В знак протеста Дженис открывает голубую сумочку и достает длинную, тощую коричневую сигарету.
— У тебя практически все во мне вызывает отторжение?
— Практически все, — отвечаю я.
Если закуриваешь коричневую сигарету, не стоит спрашивать у Гилберта Грейпа его мнение.
На много миль умолкаем.
— Арни еще жив?
— Да, — отвечаю.
— Хорошо.
Сестра нащупывает тему для разговора. Через пару секунд врубаюсь в смысл ее вопроса и говорю:
— Боже мой. Совсем забыл. На самом деле он умер.
— Когда?
— С месяц назад.
— Как прошли похороны?
— Как по маслу.
— Много народу пришло?
— Весь город.
Представляя себе похороны Арни, мы всегда воображаем кучу народу.
Я прямо вижу, как подставляю плечо под его гроб, и тут Дженис разражается тирадой о готовности к неизбежному. Разжевывает то, что я и без нее знаю: наш братик прожил намного дольше, чем ожидалось.
— Безусловно.
— Мы бы только обманывали себя, думая, что…
— Безусловно.
В воздухе, я уверен, Дженис — лучшая стюардесса, но на земле она включает мозги, и оттуда прет психолог, которым, как мы надеялись, она никогда не станет. Начинает объяснять, почему мамочка такая толстая:
— Разве ты бы на ее месте воздерживался от еды? Разве ты не возненавидел бы дом, где умер твой муж?
Дальше она пускается в рассуждения об Эми: дескать, та никогда не встретит своего мужчину, потому что для нее на первом месте семья. И это объяснимо, поскольку Эми — старшая: в каком-то смысле она сама — «мужчина в доме». Легче всего понять поведение Ларри.
— Для Ларри дом — это ад. Именно он тогда нашел папу. Этот дом напоминает ему о прошлом. Вам бы сменить жилье — и Ларри, ни минуты не сомневаюсь, будет навещать вас постоянно.

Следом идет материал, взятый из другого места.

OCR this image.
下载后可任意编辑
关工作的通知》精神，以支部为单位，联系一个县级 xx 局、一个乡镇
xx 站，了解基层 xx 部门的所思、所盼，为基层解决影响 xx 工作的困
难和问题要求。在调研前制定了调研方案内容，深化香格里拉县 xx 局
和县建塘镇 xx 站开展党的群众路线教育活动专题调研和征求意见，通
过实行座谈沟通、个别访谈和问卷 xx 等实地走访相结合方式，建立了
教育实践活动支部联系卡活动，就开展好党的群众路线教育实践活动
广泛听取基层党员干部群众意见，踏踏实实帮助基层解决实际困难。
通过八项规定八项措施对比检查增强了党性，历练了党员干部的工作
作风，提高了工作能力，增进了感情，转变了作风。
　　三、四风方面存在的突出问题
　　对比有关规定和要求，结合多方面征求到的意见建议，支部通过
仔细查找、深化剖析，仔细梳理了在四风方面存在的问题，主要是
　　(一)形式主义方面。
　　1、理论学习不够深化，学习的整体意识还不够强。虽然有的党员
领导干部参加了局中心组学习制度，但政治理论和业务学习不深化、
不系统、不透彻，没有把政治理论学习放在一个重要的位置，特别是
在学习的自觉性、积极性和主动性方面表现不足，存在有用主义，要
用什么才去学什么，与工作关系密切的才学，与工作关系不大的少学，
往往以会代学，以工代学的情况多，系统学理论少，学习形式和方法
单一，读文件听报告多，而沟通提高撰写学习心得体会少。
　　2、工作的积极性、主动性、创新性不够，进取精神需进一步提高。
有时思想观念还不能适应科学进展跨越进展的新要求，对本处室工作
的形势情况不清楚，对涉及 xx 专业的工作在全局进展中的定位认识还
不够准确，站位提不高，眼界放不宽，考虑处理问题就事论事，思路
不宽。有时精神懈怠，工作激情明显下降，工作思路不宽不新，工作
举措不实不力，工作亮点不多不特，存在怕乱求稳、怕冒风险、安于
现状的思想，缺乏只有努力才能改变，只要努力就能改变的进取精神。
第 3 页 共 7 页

Эллен росла безотцовщиной и в каждом новом парне ищет отца, которого у нее никогда не было. Арни — слабоумный, и этим все сказано.
— Остаемся мы с тобой, Дженис. Какие будут соображения насчет нас?
— Эми не уехала, поэтому уехала я. Мы с Ларри — кормильцы.
— Я, вообще-то, работаю…
— Мы с ним — основные кормильцы, и это нормально. Такая миссия нам в радость. Она сближает нашу семью.
На языке вертится, что нам пришлось закупаться у мистера Лэмсона в долг, поскольку в прошлый раз она просрочила отправку чека.
— Ты, Гилберт, — единственный, кто не поддается ни определению, ни пониманию. То есть непонятно, чего ты хочешь. Ты не путешествуешь, не читаешь, не расширяешь свои горизонты. Я организовала тебе полет в Чикаго — так ты вообще отказываешься летать. Ты вечно осторожничаешь, и я не могу понять: то ли ты чего-то боишься, то ли элементарно ленишься. Конечно, я тебя люблю и ни в коем случае не хочу обидеть. Тебе нужно исследовать свою жизнь на более глубинном, честном уровне. Если коротко: ты сам не знаешь, чего хочешь, и это заметно. Ты — боязливый мальчонка.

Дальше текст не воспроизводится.